New technologies are now increasingly driving the identification and recognition that there are distinct metabolic phenotypes known to be associated with states of cellular activation, growth, stress and disease. Indeed, the ability of cells to switch between mitochondrial respiration and aerobic glycolysis (Warburg metabolism) is associated with disease and is specially a common phenotype of cancerous cells. The metabolic properties of cancer cells have proven to be remarkably different from those of normal cells and disregulated cellular metabolism is linked to drug resistance in cancer therapy.

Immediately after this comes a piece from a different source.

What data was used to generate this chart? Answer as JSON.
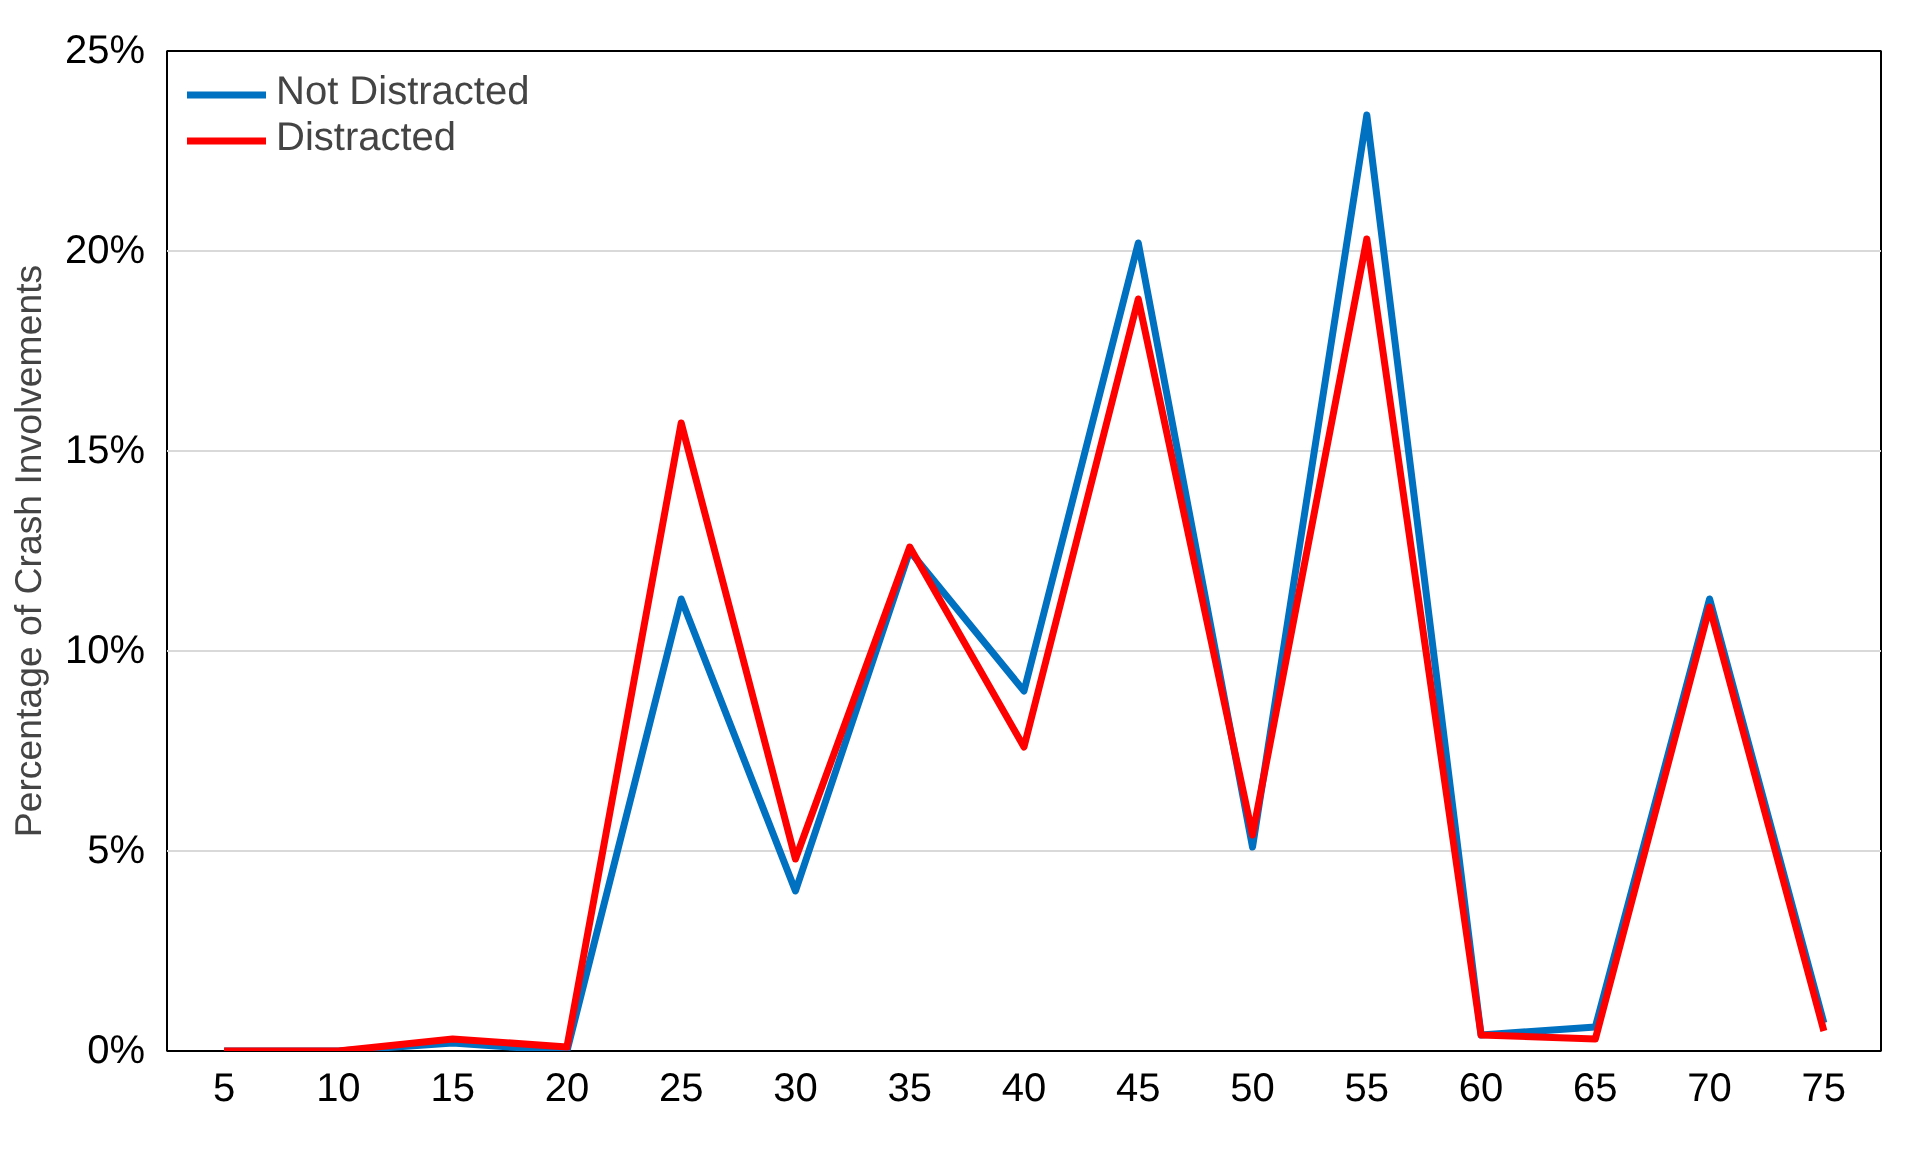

In addition to cancer, metabolic analysis has enabled new discoveries and opportunities in a number of other fields including immunology, neurodegeneration, obesity/diabetes, toxicity and stem cells.

cell smear
warburg effect

Metabolism analysis: a survey

According to a recent HTStec 2014 survey (Conley, 2014), reporting a list of specific assay types used in cell metabolism research, glycolysis and cell mitochondrial stress test were the most frequently encountered or relevant by survey respondents (56%). They were followed by fatty acid oxidation (47%) and metabolic switch (41%). Least encountered were glycolytic stress test (21%). Survey respondents rated non-radioactive assay format as the most important feature when considering the adoption of a new cell metabolism assay platform. This was closely followed by measurements on living cells in real time – medium throughput (6-96 well) format – and then by ability to make repeat measurements on the same samples. Survey respondents ranked generation of functional data on living cells as the main driver (influence) for considering switching to a new cellular metabolism platform based on a bio-sensing probe, such as Seahorse Bioscience XF Analyzers. This was followed by facilitating access to important metabolic measurements/readouts, allowing more assays to be done in the same amount of time and then more economical means than my current method.